Presidente do Sindicam alerta para interpretação equivocada do tabelamento

Presidente do Sindicato dos Caminhoneiros de Tangará da Serra observa que é importante fazer uma leitura correta sobre o advento do preço mínimo

A aprovação da medida provisória que estabelece preços mínimos para o frete foi saudada pelos caminhoneiros, mas a categoria não esconde a preocupação com a reação negativa dos principais setores da economia, como é o caso do setor produtivo.

Edgar Laurini: “Não vamos atingir o produtor e, sim, as tradings”
Edgar Laurini: “Não vamos atingir o produtor e, sim, as tradings”

O presidente do Sindicato dos Caminhoneiros de Tangará da Serra, Edgar Laurini, observa que é importante fazer uma leitura correta sobre o advento do preço mínimo. “Deixamos claro que a real intenção dos transportadores é viabilizar a nossa atividade – que está quase impraticável em razão dos nossos custos – e não exatamente elevar os custos do frete”, disse, referindo-se à manifestação da Aprosoja-MT em relação ao tabelamento.

A Aprosoja, vale lembrar, recentemente emitiu nota posicionando-se contrariamente à edição da medida provisória 832/2018, onde o governo oficializa o tabelamento do frete rodoviário. “A auto regulação dos preços do frete deve ser conduzida, única e exclusivamente, pelo mercado, seguindo o princípio básico da economia de oferta e demanda”, consta na nota emitida pela diretoria.

A entidade alega que o tabelamento é um ato de “intervencionismo estatal na economia” e uma contraposição ao princípio da livre-iniciativa, além de uma claro sinal de que a majoração do frete acarretará aumento de todos os preços finais de produtos ao consumidor, “já que o país é totalmente dependente do modal rodoviário de transporte, o que acarretará aumento da inflação”.

Laurini discorda do posicionamento da Aprosoja e argumenta que, se houver um setor atingido, este não será o produtivo. “Não vamos atingir o produtor e, sim, as tradings”, justificou, observando que as multinacionais continuam cobrando mais caro do produtor e não repassa este valor aos caminhoneiros.
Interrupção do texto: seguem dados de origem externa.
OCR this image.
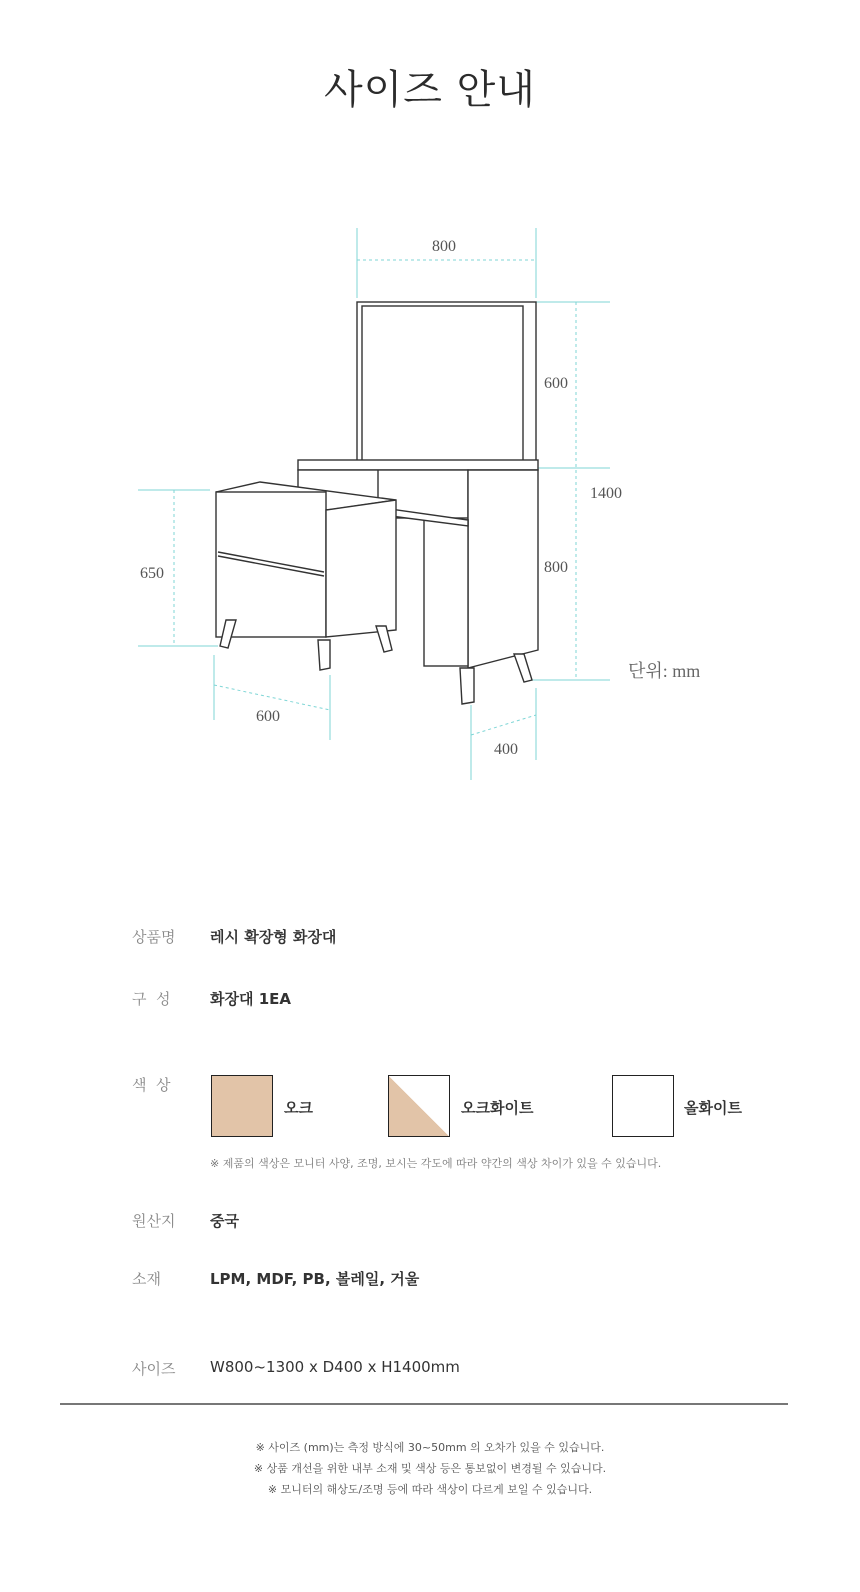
사이즈 안내
800
600
1400
800
650
600
400
단위: mm
상품명 레시 확장형 화장대
구  성	화장대 1EA
색  상
오크	오크화이트	올화이트
※ 제품의 색상은 모니터 사양, 조명, 보시는 각도에 따라 약간의 색상 차이가 있을 수 있습니다.
원산지 중국
소재	LPM, MDF, PB, 볼레일, 거울
사이즈 W800~1300 x D400 x H1400mm
※ 사이즈 (mm)는 측정 방식에 30~50mm 의 오차가 있을 수 있습니다.
※ 상품 개선을 위한 내부 소재 및 색상 등은 통보없이 변경될 수 있습니다.
※ 모니터의 해상도/조명 등에 따라 색상이 다르게 보일 수 있습니다.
Ele relata, como exemplo, que enquanto a multinacional embute no fertilizante um preço do frete de até R$ 230, os caminhoneiros não recebem mais que R$ 170. “As tradings não repassam para nós este valor, mas não deixa de cobrar do produtor”, disse.

Anistia a multas

Além do estabelecimento do preço mínimo do frete, o setor de transportes comemora o acolhimento da emenda proposta pelo deputado Nelson Marquezelli (PTB-SP), que prevê anistia para as multas e sanções aplicadas aos caminhoneiros durante a paralisação da categoria. O texto prevê tanto as multas de trânsito, que foram aplicadas pela Polícia Rodoviária Federal, quanto as multas resultantes de decisões judiciais.